They have identified certain types of machetes and large outdoor knives that do not seem to have a practical use and appear to be designed to look menacing and be favoured by those who want to use these knives as weapons. They intend to include them in the list of prohibited offensive weapons set out in the schedule to The Criminal Justice Act 1988 (Offensive Weapons) Order 1988. This would mean that the manufacture, importation, sale and supply of these items would be an offence.  Possession, both in public and in private, would also be an offence, unless a defence applies.

The Home Office are inviting views from respondents on the finer details of the description of the items they intend to ban.

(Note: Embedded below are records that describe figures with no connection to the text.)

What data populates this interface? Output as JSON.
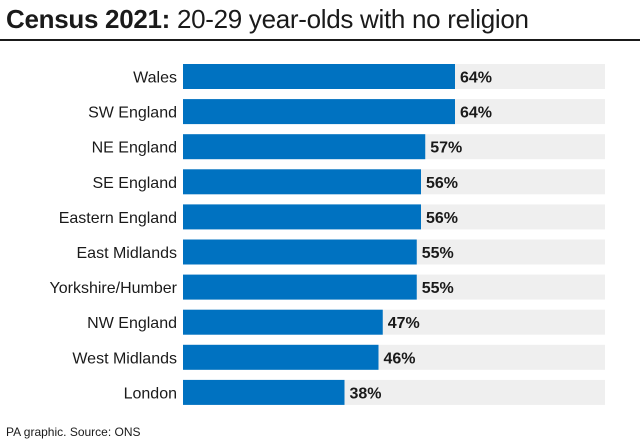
{
  "title": {
    "bold": "Census 2021:",
    "rest": " 20-29 year-olds with no religion"
  },
  "source": "PA graphic. Source: ONS",
  "colors": {
    "bar": "#0072c1",
    "track": "#efefef",
    "text": "#1a1a1a"
  },
  "chart_data": {
    "type": "bar",
    "orientation": "horizontal",
    "categories": [
      "Wales",
      "SW England",
      "NE England",
      "SE England",
      "Eastern England",
      "East Midlands",
      "Yorkshire/Humber",
      "NW England",
      "West Midlands",
      "London"
    ],
    "values": [
      64,
      64,
      57,
      56,
      56,
      55,
      55,
      47,
      46,
      38
    ],
    "value_labels": [
      "64%",
      "64%",
      "57%",
      "56%",
      "56%",
      "55%",
      "55%",
      "47%",
      "46%",
      "38%"
    ],
    "xlim": [
      0,
      100
    ],
    "grid": false,
    "legend": "none"
  }
}
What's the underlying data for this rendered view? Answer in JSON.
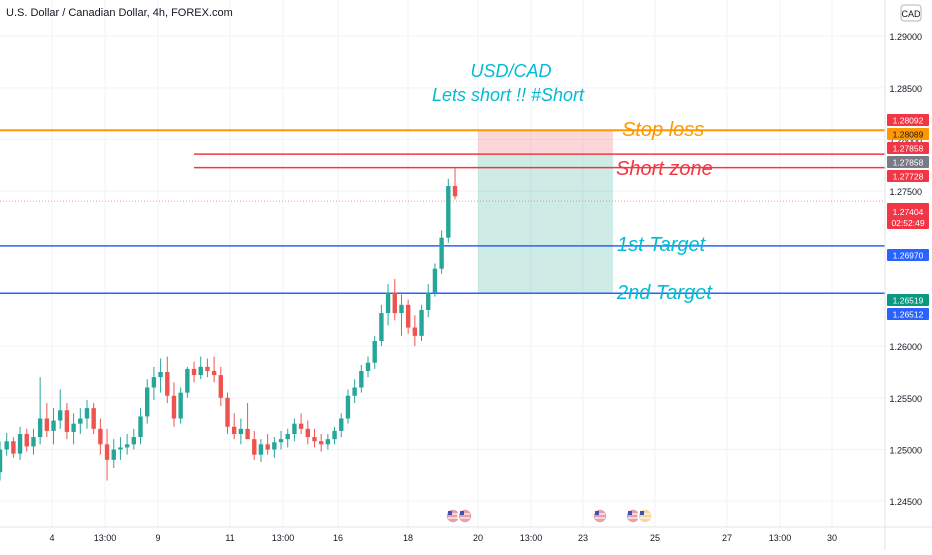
{
  "header": {
    "symbol_title": "U.S. Dollar / Canadian Dollar, 4h, FOREX.com",
    "currency_badge": "CAD"
  },
  "chart_data": {
    "type": "candlestick",
    "title": "USD/CAD",
    "subtitle": "Lets short !! #Short",
    "y_range": [
      1.2425,
      1.2935
    ],
    "y_ticks": [
      "1.29000",
      "1.28500",
      "1.28000",
      "1.27500",
      "1.26000",
      "1.25500",
      "1.25000",
      "1.24500"
    ],
    "x_ticks": [
      "4",
      "13:00",
      "9",
      "11",
      "13:00",
      "16",
      "18",
      "20",
      "13:00",
      "23",
      "25",
      "27",
      "13:00",
      "30"
    ],
    "colors": {
      "up": "#26a69a",
      "down": "#ef5350",
      "stop": "#ff9800",
      "short": "#f23645",
      "target": "#2962ff",
      "annotation_cyan": "#00bcd4"
    },
    "candles": [
      [
        1.2478,
        1.2508,
        1.247,
        1.25
      ],
      [
        1.25,
        1.2516,
        1.2494,
        1.2508
      ],
      [
        1.2508,
        1.2512,
        1.2492,
        1.2496
      ],
      [
        1.2496,
        1.2522,
        1.249,
        1.2515
      ],
      [
        1.2515,
        1.252,
        1.2498,
        1.2503
      ],
      [
        1.2503,
        1.252,
        1.2495,
        1.2512
      ],
      [
        1.2512,
        1.257,
        1.2505,
        1.253
      ],
      [
        1.253,
        1.2545,
        1.2512,
        1.2518
      ],
      [
        1.2518,
        1.254,
        1.2505,
        1.2528
      ],
      [
        1.2528,
        1.2558,
        1.252,
        1.2538
      ],
      [
        1.2538,
        1.2545,
        1.251,
        1.2517
      ],
      [
        1.2517,
        1.2535,
        1.2505,
        1.2525
      ],
      [
        1.2525,
        1.254,
        1.2515,
        1.253
      ],
      [
        1.253,
        1.2548,
        1.252,
        1.254
      ],
      [
        1.254,
        1.2545,
        1.2515,
        1.252
      ],
      [
        1.252,
        1.253,
        1.2495,
        1.2505
      ],
      [
        1.2505,
        1.252,
        1.247,
        1.249
      ],
      [
        1.249,
        1.251,
        1.2482,
        1.25
      ],
      [
        1.25,
        1.2512,
        1.249,
        1.2502
      ],
      [
        1.2502,
        1.2515,
        1.2495,
        1.2505
      ],
      [
        1.2505,
        1.252,
        1.25,
        1.2512
      ],
      [
        1.2512,
        1.254,
        1.2505,
        1.2532
      ],
      [
        1.2532,
        1.2568,
        1.2525,
        1.256
      ],
      [
        1.256,
        1.258,
        1.2548,
        1.257
      ],
      [
        1.257,
        1.2588,
        1.2555,
        1.2575
      ],
      [
        1.2575,
        1.259,
        1.2545,
        1.2552
      ],
      [
        1.2552,
        1.2565,
        1.2522,
        1.253
      ],
      [
        1.253,
        1.256,
        1.2525,
        1.2555
      ],
      [
        1.2555,
        1.258,
        1.255,
        1.2578
      ],
      [
        1.2578,
        1.2585,
        1.2565,
        1.2572
      ],
      [
        1.2572,
        1.259,
        1.2568,
        1.258
      ],
      [
        1.258,
        1.2588,
        1.257,
        1.2576
      ],
      [
        1.2576,
        1.259,
        1.2565,
        1.2572
      ],
      [
        1.2572,
        1.258,
        1.2542,
        1.255
      ],
      [
        1.255,
        1.2555,
        1.2515,
        1.2522
      ],
      [
        1.2522,
        1.2535,
        1.251,
        1.2515
      ],
      [
        1.2515,
        1.253,
        1.2505,
        1.252
      ],
      [
        1.252,
        1.2545,
        1.251,
        1.251
      ],
      [
        1.251,
        1.2518,
        1.249,
        1.2495
      ],
      [
        1.2495,
        1.251,
        1.2488,
        1.2505
      ],
      [
        1.2505,
        1.2515,
        1.2495,
        1.25
      ],
      [
        1.25,
        1.2512,
        1.2492,
        1.2507
      ],
      [
        1.2507,
        1.2518,
        1.25,
        1.251
      ],
      [
        1.251,
        1.252,
        1.2502,
        1.2515
      ],
      [
        1.2515,
        1.253,
        1.2508,
        1.2525
      ],
      [
        1.2525,
        1.2535,
        1.2515,
        1.252
      ],
      [
        1.252,
        1.2528,
        1.2505,
        1.2512
      ],
      [
        1.2512,
        1.252,
        1.2502,
        1.2508
      ],
      [
        1.2508,
        1.2515,
        1.2498,
        1.2505
      ],
      [
        1.2505,
        1.2515,
        1.25,
        1.251
      ],
      [
        1.251,
        1.2522,
        1.2505,
        1.2518
      ],
      [
        1.2518,
        1.2535,
        1.2512,
        1.253
      ],
      [
        1.253,
        1.2558,
        1.2525,
        1.2552
      ],
      [
        1.2552,
        1.2568,
        1.2545,
        1.256
      ],
      [
        1.256,
        1.2582,
        1.2555,
        1.2576
      ],
      [
        1.2576,
        1.259,
        1.257,
        1.2584
      ],
      [
        1.2584,
        1.261,
        1.2578,
        1.2605
      ],
      [
        1.2605,
        1.264,
        1.26,
        1.2632
      ],
      [
        1.2632,
        1.266,
        1.262,
        1.2652
      ],
      [
        1.2652,
        1.2665,
        1.2625,
        1.2632
      ],
      [
        1.2632,
        1.265,
        1.261,
        1.264
      ],
      [
        1.264,
        1.2645,
        1.2612,
        1.2618
      ],
      [
        1.2618,
        1.263,
        1.26,
        1.261
      ],
      [
        1.261,
        1.264,
        1.2605,
        1.2635
      ],
      [
        1.2635,
        1.266,
        1.2628,
        1.2652
      ],
      [
        1.2652,
        1.268,
        1.2648,
        1.2675
      ],
      [
        1.2675,
        1.2712,
        1.267,
        1.2705
      ],
      [
        1.2705,
        1.2762,
        1.27,
        1.2755
      ],
      [
        1.2755,
        1.2772,
        1.2742,
        1.2745
      ]
    ],
    "levels": [
      {
        "name": "Stop loss",
        "price_label": "1.28089"
      },
      {
        "name": "Short zone upper",
        "price_label": "1.27858"
      },
      {
        "name": "Short zone lower",
        "price_label": "1.27728"
      },
      {
        "name": "1st Target",
        "price_label": "1.26970"
      },
      {
        "name": "2nd Target",
        "price_label": "1.26512"
      }
    ],
    "price_badges": {
      "top": "1.28092",
      "stop": "1.28089",
      "short_upper": "1.27858",
      "short_upper_grey": "1.27858",
      "short_lower": "1.27728",
      "last_price": "1.27404",
      "countdown": "02:52:49",
      "target1": "1.26970",
      "target2_green": "1.26519",
      "target2_blue": "1.26512"
    },
    "annotations": {
      "stop": "Stop loss",
      "short": "Short zone",
      "t1": "1st Target",
      "t2": "2nd Target"
    },
    "event_markers": [
      "us-flag-icon",
      "us-flag-icon",
      "us-ca-flags-icon"
    ]
  }
}
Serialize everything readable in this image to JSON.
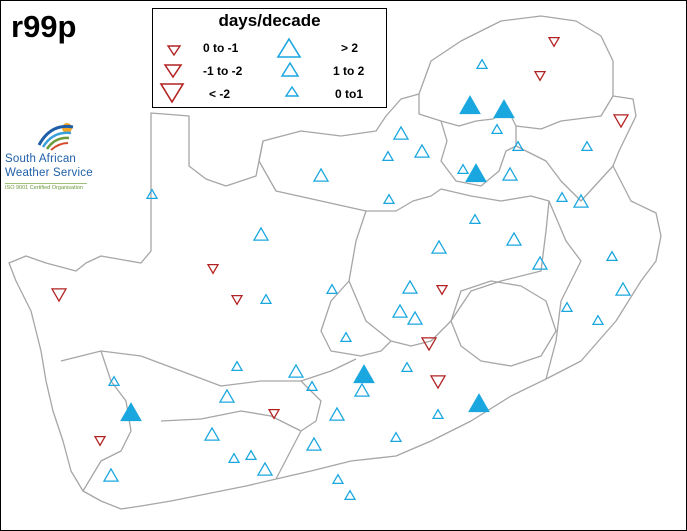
{
  "title": "r99p",
  "legend": {
    "title": "days/decade",
    "decrease": [
      {
        "label": "0 to -1",
        "size": "small"
      },
      {
        "label": "-1 to -2",
        "size": "medium"
      },
      {
        "label": "< -2",
        "size": "large"
      }
    ],
    "increase": [
      {
        "label": "> 2",
        "size": "large"
      },
      {
        "label": "1 to 2",
        "size": "medium"
      },
      {
        "label": "0 to1",
        "size": "small"
      }
    ],
    "significant_symbol": "filled triangle"
  },
  "logo": {
    "line1": "South African",
    "line2": "Weather Service",
    "iso": "ISO 9001 Certified Organisation"
  },
  "colors": {
    "decrease": "#b22222",
    "increase": "#1aa7e0",
    "border": "#a6a6a6",
    "legend_text": "#000000"
  },
  "symbol_sizes": {
    "small": 10,
    "medium": 14,
    "large": 19
  }
}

They are also consulting on whether to provide the police with additional powers to enable them to seize, retain and destroy bladed articles of any length held in private, or whether the powers should be limited to articles of a certain length, even if the items themselves are not prohibited.

The responses to this 8-week consultation will inform their proposals on whether there is a need for future legislation and, if so, the form that this will take. The measures in this consultation are proposals at this stage and remain subject to change following the consultation process. Any legislative proposals considered necessary would apply in relation to England and Wales only.

The consultation is open to the public and seeks the views of directly affected parties, businesses, and organisations with a direct interest in the proposals, and key stakeholder groups and communities affected by the devastating effects of knife crime, to ensure policy development is informed by a full range of views.